The Delta Council’s board of directors has approved a resolution urging Congress to provide full funding for the USDA Cotton Ginning Laboratory at Stoneville, Miss.
The research facility has had to reduce scientist positions from five to four as a result of a funding shortfall in fiscal 2007 that occurred because the appropriations measure didn’t make it through the Senate.
“We’ve had to operate on funds through a continuing resolution, at the same level as for fiscal 2006,” Ed King, director of the Mid-South area for USDA’s Agricultural Research Service, said at the recent joint meeting of the council’s Ginning and Cotton Quality Improvement Committee and the Southern Cotton Ginners Association.
“This has limited us to addressing higher priority projects. We could do a lot more if we had the appropriate resources.”
The council resolution terms the lab “vitally important to the fiber quality and economics of cotton production and processing in the Mississippi Delta.”
Advances in technology for cotton ginning that have taken place at the facility “have enabled gins to remain compliant with air quality standards of the Environmental Protection Agency, while constantly improving the management of fiber quality.”
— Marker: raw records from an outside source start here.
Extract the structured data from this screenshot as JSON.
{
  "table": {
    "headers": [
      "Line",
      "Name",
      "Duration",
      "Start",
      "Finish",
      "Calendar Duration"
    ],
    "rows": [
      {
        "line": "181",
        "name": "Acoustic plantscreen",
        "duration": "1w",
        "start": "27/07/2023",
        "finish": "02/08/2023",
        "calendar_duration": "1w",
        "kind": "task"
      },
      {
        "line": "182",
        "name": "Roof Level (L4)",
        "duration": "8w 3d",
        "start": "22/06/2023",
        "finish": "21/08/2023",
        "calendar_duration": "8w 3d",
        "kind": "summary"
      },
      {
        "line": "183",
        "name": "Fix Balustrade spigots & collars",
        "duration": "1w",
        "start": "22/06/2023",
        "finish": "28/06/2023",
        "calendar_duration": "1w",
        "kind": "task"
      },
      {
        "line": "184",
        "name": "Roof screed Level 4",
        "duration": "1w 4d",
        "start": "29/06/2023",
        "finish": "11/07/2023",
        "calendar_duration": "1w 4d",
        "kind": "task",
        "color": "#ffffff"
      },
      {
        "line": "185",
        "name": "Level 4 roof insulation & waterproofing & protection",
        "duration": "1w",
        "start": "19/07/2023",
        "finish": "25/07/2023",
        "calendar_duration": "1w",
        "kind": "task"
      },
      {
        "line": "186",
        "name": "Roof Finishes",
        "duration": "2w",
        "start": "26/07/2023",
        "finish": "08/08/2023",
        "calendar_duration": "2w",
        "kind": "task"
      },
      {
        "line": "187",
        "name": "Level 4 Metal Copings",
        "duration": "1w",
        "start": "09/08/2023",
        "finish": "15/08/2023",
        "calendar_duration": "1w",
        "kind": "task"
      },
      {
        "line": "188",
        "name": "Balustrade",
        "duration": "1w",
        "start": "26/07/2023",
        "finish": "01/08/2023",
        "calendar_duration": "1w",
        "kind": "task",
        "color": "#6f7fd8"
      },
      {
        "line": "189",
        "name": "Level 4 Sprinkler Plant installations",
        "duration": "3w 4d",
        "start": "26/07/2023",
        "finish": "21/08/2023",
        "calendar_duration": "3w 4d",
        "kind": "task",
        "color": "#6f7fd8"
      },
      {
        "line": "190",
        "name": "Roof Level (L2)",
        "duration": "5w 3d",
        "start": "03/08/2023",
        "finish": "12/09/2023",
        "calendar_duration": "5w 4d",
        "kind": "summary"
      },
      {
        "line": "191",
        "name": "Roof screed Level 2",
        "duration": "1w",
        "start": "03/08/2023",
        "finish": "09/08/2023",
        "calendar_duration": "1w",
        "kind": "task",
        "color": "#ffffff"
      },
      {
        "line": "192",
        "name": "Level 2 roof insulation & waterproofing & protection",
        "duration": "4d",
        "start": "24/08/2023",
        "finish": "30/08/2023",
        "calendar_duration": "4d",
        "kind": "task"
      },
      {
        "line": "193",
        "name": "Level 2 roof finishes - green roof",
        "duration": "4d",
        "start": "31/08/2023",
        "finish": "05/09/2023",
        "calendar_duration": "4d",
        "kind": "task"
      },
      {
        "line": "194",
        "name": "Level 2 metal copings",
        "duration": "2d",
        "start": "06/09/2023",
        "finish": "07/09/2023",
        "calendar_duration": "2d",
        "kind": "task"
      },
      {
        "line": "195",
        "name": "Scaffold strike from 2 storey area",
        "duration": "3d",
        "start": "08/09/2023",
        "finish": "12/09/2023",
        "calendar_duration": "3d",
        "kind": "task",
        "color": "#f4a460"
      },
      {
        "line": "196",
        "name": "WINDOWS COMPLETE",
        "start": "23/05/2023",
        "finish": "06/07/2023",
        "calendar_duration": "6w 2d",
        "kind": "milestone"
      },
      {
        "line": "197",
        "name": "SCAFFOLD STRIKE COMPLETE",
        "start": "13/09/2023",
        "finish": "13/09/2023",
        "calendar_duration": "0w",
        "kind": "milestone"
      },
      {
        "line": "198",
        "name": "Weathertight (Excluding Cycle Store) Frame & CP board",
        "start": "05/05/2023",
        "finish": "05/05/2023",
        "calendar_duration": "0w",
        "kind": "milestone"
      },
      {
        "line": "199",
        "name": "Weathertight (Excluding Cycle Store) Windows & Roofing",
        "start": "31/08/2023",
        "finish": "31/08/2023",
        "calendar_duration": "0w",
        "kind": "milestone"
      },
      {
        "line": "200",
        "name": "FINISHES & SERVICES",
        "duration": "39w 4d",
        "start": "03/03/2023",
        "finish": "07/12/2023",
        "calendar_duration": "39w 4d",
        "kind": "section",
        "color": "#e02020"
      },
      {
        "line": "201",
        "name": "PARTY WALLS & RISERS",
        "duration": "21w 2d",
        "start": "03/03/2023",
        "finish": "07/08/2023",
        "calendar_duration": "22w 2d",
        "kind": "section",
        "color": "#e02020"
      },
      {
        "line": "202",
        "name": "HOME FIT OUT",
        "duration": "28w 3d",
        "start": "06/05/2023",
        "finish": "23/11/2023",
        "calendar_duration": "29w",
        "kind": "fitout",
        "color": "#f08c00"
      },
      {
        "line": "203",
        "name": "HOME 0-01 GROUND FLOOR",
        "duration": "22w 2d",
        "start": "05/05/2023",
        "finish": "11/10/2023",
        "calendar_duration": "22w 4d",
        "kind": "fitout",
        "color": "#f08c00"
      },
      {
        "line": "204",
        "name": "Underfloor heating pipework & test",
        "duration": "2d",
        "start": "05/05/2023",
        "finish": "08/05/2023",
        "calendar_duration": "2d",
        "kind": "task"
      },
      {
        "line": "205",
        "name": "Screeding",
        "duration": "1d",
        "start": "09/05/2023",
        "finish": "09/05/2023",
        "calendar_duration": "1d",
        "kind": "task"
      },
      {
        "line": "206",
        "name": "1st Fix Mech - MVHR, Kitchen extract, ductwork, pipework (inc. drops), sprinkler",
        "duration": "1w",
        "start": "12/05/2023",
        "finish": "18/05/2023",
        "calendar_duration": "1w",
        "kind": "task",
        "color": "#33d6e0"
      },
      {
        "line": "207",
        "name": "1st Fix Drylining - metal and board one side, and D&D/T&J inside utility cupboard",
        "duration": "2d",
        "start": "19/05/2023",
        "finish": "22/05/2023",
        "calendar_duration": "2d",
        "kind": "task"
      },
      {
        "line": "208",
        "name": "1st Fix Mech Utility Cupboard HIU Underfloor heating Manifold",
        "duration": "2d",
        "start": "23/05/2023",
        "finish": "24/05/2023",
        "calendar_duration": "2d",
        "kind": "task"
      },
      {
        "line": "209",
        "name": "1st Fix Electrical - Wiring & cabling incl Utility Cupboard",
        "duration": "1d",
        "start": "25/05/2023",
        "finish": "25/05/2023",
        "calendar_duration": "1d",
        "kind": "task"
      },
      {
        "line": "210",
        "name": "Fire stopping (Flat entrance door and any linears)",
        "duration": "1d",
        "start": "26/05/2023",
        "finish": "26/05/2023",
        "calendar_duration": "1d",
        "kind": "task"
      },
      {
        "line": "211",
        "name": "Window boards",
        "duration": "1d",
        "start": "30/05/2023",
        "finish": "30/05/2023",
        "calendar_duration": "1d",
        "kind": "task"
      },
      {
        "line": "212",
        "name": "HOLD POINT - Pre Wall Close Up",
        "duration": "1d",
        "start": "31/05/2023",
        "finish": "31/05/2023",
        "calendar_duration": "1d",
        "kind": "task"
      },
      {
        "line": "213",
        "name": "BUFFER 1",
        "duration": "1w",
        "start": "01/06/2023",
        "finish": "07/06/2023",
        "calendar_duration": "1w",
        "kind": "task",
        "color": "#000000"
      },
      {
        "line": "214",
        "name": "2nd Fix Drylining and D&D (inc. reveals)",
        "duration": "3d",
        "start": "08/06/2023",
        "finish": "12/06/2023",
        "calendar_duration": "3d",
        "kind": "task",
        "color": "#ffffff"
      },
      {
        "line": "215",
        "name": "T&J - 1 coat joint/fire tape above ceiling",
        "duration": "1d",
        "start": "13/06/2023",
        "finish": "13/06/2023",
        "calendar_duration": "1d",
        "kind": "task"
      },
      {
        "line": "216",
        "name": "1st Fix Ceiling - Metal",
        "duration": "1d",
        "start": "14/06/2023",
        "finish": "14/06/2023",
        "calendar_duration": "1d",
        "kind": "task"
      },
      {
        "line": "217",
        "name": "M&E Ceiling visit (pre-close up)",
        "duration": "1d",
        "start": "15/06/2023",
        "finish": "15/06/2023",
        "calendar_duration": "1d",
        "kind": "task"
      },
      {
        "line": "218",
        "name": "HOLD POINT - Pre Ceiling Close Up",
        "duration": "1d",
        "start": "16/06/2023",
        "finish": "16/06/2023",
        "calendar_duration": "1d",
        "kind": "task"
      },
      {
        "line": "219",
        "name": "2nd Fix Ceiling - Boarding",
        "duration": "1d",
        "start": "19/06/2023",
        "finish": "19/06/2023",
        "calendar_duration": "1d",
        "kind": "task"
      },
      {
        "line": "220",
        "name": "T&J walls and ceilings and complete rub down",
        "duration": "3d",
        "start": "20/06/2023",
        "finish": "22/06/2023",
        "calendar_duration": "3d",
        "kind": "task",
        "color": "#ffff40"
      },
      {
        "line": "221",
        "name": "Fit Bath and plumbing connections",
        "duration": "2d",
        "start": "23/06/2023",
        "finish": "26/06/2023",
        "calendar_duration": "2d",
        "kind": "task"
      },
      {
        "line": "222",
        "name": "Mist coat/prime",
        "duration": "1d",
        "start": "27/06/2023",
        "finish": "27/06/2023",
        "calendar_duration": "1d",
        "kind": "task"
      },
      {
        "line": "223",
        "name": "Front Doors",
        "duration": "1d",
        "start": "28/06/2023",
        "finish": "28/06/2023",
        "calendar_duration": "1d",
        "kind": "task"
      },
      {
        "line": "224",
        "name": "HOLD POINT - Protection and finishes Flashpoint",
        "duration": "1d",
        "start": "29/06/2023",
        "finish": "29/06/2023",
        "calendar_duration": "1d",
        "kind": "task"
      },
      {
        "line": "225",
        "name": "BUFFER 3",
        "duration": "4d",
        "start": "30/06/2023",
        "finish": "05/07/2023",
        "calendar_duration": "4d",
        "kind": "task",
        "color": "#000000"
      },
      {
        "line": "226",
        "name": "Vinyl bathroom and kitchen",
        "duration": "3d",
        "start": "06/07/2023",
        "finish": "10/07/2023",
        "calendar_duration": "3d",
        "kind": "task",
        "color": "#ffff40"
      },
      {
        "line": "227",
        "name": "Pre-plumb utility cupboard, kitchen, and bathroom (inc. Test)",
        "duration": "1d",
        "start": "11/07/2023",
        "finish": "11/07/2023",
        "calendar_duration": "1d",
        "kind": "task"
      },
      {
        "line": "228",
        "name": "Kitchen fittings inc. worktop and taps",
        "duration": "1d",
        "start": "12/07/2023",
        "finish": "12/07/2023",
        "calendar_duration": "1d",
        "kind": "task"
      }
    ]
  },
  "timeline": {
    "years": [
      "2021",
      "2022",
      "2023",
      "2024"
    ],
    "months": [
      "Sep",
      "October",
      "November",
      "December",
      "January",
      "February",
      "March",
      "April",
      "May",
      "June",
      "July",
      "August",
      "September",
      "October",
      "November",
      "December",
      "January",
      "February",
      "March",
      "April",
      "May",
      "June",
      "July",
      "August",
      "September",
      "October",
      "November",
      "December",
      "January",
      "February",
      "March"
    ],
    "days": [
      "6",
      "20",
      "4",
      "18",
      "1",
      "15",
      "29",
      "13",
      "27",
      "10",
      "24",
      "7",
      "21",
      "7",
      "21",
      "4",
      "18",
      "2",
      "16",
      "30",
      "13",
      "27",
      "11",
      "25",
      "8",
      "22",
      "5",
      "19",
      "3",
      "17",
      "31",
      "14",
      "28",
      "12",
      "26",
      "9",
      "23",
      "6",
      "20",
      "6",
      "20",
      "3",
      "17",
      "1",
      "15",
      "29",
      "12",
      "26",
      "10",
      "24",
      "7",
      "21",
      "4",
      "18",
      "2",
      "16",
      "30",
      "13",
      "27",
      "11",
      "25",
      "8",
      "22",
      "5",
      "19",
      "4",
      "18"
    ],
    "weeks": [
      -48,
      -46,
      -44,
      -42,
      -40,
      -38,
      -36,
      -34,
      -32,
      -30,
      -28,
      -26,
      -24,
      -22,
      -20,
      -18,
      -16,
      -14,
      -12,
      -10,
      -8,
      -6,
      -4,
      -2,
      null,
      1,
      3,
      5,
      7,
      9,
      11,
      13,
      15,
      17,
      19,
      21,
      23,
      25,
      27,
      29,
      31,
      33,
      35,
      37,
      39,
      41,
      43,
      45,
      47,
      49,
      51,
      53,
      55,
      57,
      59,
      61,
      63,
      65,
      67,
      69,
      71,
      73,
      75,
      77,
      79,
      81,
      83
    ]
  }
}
The resolution asks that the lab “continue to emphasize the study of all aspects of reducing costs and increasing marketable cotton lint with characteristics that respond to prevailing market signals. Also, special attention should be focused on the behavior and quality of newer, higher-yielding cotton varieties at the point of ginning.”
USDA should continue to emphasis research on cottonseed aimed at insuring the future market share in the oil and meal marketplace, the resolution says.
The council commended Mississippi Sen. Thad Cochran for including increased funding for the laboratory in the fiscal 2007 Senate appropriations and asked that Congress provide the balance of $250,0000 in additional funds in future years.